C’era un tempo un cui tutti noi si cantava, si stonava, si cercava una dritta via al canto. Poi i modelli sono cambiati, l’articolazione vocale è stata modificata e i format che provenivano dall’estero più avanzato c’insegnavano a scimmiottare i vari andamenti musicali per riprodurli nella sterile sera musicale. L’uragano è poi arrivato, ha spazzato via il superfluo e ha ridato giusta dignità a quell’antico canto che dalle paludi, alle terre di lavoro, serviva a risarcire l’animo della povera gente.
Dino Buzzati, nella sua essenzialità scrittoria, ha saputo ben cantare il senso della povera gente, ora come ora molto lontano da quello che appare solamente pura immagine, realtà dei diseredati. Fra le terre di nessuno e quelle che avevano una firma autoriale (forse sarebbe meglio dire “di proprietà”) c’è sempre stato un grande divario e l’essenziale cantato, ovvero il canto della povera gente, diviene realtà. E la voce di Amy è come la voce delle mondine, segno tangibile di come il tempo si sia riappropriato della propria solitudine terrena. Certo, oggi in Italia è facile avvilupparsi attorno alle immagini da vetrina di “X Factor” o di “Amici” ma sempre più sorpresi si rimane nell’interno uterino di una vita vissuta per non scandire mai il tempo, quello giusto.

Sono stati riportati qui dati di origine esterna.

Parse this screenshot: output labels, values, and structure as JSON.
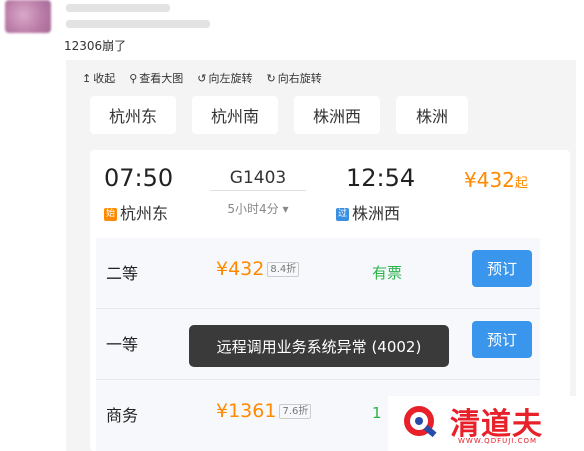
{
  "post": {
    "text": "12306崩了"
  },
  "toolbar": {
    "items": [
      {
        "icon": "↥",
        "label": "收起"
      },
      {
        "icon": "⚲",
        "label": "查看大图"
      },
      {
        "icon": "↺",
        "label": "向左旋转"
      },
      {
        "icon": "↻",
        "label": "向右旋转"
      }
    ]
  },
  "stations": [
    "杭州东",
    "杭州南",
    "株洲西",
    "株洲"
  ],
  "train": {
    "dep_time": "07:50",
    "arr_time": "12:54",
    "number": "G1403",
    "duration": "5小时4分",
    "price_from": "¥432",
    "price_from_suffix": "起",
    "dep_badge": "始",
    "dep_station": "杭州东",
    "arr_badge": "过",
    "arr_station": "株洲西"
  },
  "seats": [
    {
      "class": "二等",
      "price": "¥432",
      "discount": "8.4折",
      "availability": "有票",
      "book": "预订"
    },
    {
      "class": "一等",
      "price": "",
      "discount": "",
      "availability": "",
      "book": "预订"
    },
    {
      "class": "商务",
      "price": "¥1361",
      "discount": "7.6折",
      "availability": "1",
      "book": ""
    }
  ],
  "toast": "远程调用业务系统异常 (4002)",
  "watermark": {
    "text": "清道夫",
    "url": "WWW.QDFUJI.COM"
  },
  "colors": {
    "orange": "#ff8a00",
    "green": "#2bb24c",
    "blue": "#3a95ec",
    "red": "#e8202a"
  }
}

Amy scandiva il tempo, lo puliva e lo reintegrava quasi come se fosse in missione per gli astri. Forse è per questo che la sua appartenenza terrena sembrava un oscillare fra i Blues Brothers e un avveniristico suono californiano che sapeva tanto di terre di neri abitanti. Magia concreta di un canto che ha il sapore giusto, frenetico, inverosimile, mai vigliacco e catodico. Noi in Italia, nel tetro mondo dei discografici d’arrembaggio, sentiamo tante voci stentoree, lontane dalla terra e dal ritmo, così tutte uguali e impercettibili; false, falsissime come sono le chimere di chi le canta. Nel grandissimo vuoto che la indolente discografia ci propone, sale da molto lontano qualche antico suono, e mentre scorrono le immagini di Amy, della sua consistente inconsistenza terrena, fra un soul e un mondo nero, c’è chi ha già perso il ricordo di un canto straniero: ai sordi, ai perdenti posti nei supermarket, agli arrangiatori di suoni non capaci, l’insegnamento dovrebbe servire a scoprire quel pizzico di swing che ancora ci rimane. Del rock neanche l’ombra!

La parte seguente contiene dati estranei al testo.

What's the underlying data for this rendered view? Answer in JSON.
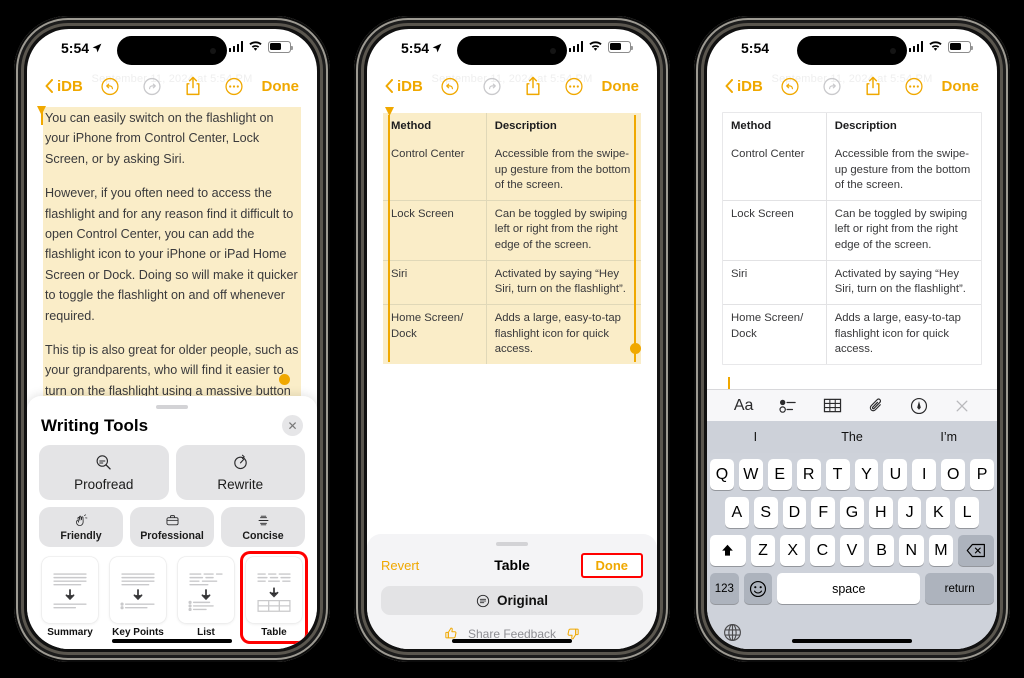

Amy Jade Winehouse (Londra, 14 settembre 1983 – Londra, 23 luglio 2011) è stata una cantautrice britannica. Ha debuttato nel mondo della musica pubblicando, nel 2003, per l’etichetta discografica Island, l’album di debutto Frank, che riscuote un buon successo di pubblico e critica. Il vero successo arriva nel 2007, con l’uscita del secondo album Back to Black, che trainato da singoli come Rehab, Love Is a Losing Game e l’omonima traccia Back to Black ha scalato le classifiche mondiali, ottenendo un successo che l’ha portata alla vittoria di cinque Grammy Awards. Contemporaneamente, l’artista ha fatto spesso parlare di sé per gravi problemi legati a droga, alcol e disordini alimentari che l’hanno portata a ritardare la realizzazione del suo terzo album fino alla prematura morte, avvenuta nella sua casa, a Londra. È deceduta, secondo gli esiti degli esami tossicologici, rivelati il 27 ottobre, a causa di un abuso di alcol. Assieme a Duffy ed Adele (delle quali è ritenuta apripista), era considerata una delle esponenti della nuova generazione del soul bianco.